Three objectives are optimized using independent Adam optimizers to adaptively scale gradients without manual weighting:

  • \(\mathcal{L}_r = \|v - \hat{v}'\|_2^2\): Reconstruction fidelity, updates \(E_{cb}, D_{cb}\).
  • \(\mathcal{L}_{int}\): Cosine-cubed similarity loss, updates \(E_{cb}\) (Interpretability).
  • \(\mathcal{L}_{st}\): Cycle cosine-cubed similarity loss, updates \(D_{cb}\) (Steerability).

Key Experimental Results

Main Results — LLaVA/UnCLIP Steerable Generation

Downstream Model Method CLIP-Dissect↑ Monosemanticity↑ Unit Vector↑ White Image↑
LLaVA-1.5-7B SAE 0.154 0.517 0.198 0.203
LLaVA-1.5-7B CB-SAE 0.244 0.556 0.261 0.250
LLaVA-MORE SAE 0.194 0.553 0.179 0.177
LLaVA-MORE CB-SAE 0.291 0.598 0.192 0.189
UnCLIP SAE 0.058 0.540 0.642 0.654
UnCLIP CB-SAE 0.092 0.594 0.659 0.664

Average interpretability gain: +32.1%; steerability gain: +14.5%.

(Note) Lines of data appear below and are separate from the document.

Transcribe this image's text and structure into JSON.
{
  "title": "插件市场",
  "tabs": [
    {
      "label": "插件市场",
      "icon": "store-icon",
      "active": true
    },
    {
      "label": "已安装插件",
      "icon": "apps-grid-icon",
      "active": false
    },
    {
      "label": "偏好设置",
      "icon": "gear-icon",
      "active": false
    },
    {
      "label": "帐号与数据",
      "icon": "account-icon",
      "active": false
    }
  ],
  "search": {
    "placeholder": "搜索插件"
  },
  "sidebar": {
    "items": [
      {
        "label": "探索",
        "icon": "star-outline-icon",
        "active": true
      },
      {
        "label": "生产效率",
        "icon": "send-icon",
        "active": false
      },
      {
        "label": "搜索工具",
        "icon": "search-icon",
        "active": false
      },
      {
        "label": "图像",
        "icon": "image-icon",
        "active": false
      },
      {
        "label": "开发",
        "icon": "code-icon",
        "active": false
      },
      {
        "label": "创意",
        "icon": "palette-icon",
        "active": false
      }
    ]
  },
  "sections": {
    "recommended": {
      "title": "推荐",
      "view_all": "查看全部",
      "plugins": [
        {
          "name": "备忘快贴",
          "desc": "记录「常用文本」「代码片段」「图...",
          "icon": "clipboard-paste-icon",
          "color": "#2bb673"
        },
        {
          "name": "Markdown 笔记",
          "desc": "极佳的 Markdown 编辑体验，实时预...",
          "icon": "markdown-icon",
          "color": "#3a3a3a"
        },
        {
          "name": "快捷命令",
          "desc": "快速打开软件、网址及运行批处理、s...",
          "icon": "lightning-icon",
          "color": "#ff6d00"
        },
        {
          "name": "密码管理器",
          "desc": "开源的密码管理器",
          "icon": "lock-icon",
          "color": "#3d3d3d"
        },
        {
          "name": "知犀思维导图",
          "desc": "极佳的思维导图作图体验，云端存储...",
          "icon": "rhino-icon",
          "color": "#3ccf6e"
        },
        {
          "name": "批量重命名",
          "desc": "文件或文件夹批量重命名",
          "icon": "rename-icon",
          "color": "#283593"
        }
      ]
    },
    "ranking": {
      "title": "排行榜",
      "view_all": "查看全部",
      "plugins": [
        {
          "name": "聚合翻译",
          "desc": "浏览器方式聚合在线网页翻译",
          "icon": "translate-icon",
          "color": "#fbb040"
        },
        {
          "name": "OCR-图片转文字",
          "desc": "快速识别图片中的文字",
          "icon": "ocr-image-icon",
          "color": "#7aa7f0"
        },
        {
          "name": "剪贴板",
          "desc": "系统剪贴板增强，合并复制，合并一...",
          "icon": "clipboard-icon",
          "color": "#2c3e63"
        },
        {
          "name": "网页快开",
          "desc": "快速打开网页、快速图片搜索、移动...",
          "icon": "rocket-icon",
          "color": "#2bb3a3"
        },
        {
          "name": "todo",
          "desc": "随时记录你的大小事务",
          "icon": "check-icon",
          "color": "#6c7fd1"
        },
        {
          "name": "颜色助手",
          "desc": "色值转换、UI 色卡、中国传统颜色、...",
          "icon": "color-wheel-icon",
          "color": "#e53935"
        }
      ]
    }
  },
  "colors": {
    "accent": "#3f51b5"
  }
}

Ablation Study — Neuron Type Analysis

Neuron Type CLIP-Dissect Unit Vector White Image
All SAE Neurons 0.154 0.198 0.203
Pruned SAE Neurons 0.084 0.144 0.162
Retained SAE Neurons 0.238 0.263 0.252
CB Neurons 0.323 0.231 0.219
All CB-SAE Neurons 0.244 0.261 0.250

Key Findings

  • Four-quadrant distribution of SAE neurons: High Interpretability + High Steerability accounts for only 18.84%, while Low Interpretability + Low Steerability accounts for 36.26%.
  • SAE concept coverage drops sharply as the concept set expands: from 96.3% on Broden to only 28.0% on a 20K English vocabulary.
  • CB neurons exhibit significantly higher interpretability than SAE neurons (0.323 vs 0.154), validating the necessity of concept supervision.
  • Steerability loss \(\mathcal{L}_{st}\) contributes a +2.9% gain in steerability without affecting interpretability.
  • 30K retained neurons offer a reasonable balance, as keeping too few hurts reconstruction.

Highlights & Insights

  • Systematically reveals the trade-off between SAE interpretability and steerability and quantifies the concept coverage gap.
  • Unifying SAE (unsupervised discovery) and CBM (supervised alignment) is a natural and effective design.
  • Cycle reconstruction steerability loss is a clever task-agnostic design, allowing the same CB-SAE to control both text and image generation.
  • The concept selection strategy (adding only missing concepts) avoids redundancy.

Limitations & Future Work

  • Dependency on CLIP-Dissect for concept assignment, which might be inherently inaccurate.
  • Steerability of CB neurons is still lower than that of retained SAE neurons, requiring better or task-specific losses.
  • Only validated on CLIP vision encoders; applicability to others (e.g., DINOv2) needs exploration.
  • The relationship between the "feature splitting" phenomenon in SAEs and concept coverage gaps remains under-investigated.
  • Training depends on pseudo-labels from CLIP zero-shot classifiers, which limits accuracy.
  • vs Standard SAE: SAEs are purely unsupervised and offer no guarantee of finding specific concepts; CB-SAE solves this via pruning and enhancement.
  • vs CBM: CBMs are limited to predefined concepts; CB-SAE retains the ability to discover new features.
  • vs AlignSAE: A concurrent work. AlignSAE uses orthogonality loss to separate supervised/unsupervised concepts, whereas CB-SAE uses direct pruning. AlignSAE targets text LLMs, while CB-SAE focus on vision models.

Rating

  • Novelty: ⭐⭐⭐⭐ Unifying SAE and CBM is effective; the dual-axis analysis has independent value.
  • Experimental Thoroughness: ⭐⭐⭐⭐ Two downstream tasks and detailed ablations, though datasets are limited (mostly ImageNet).
  • Writing Quality: ⭐⭐⭐⭐ Clear problem analysis, logical progression, and intuitive visualizations.
  • Value: ⭐⭐⭐⭐ Significant push toward practical SAE applications, especially for scenarios requiring specific concept control.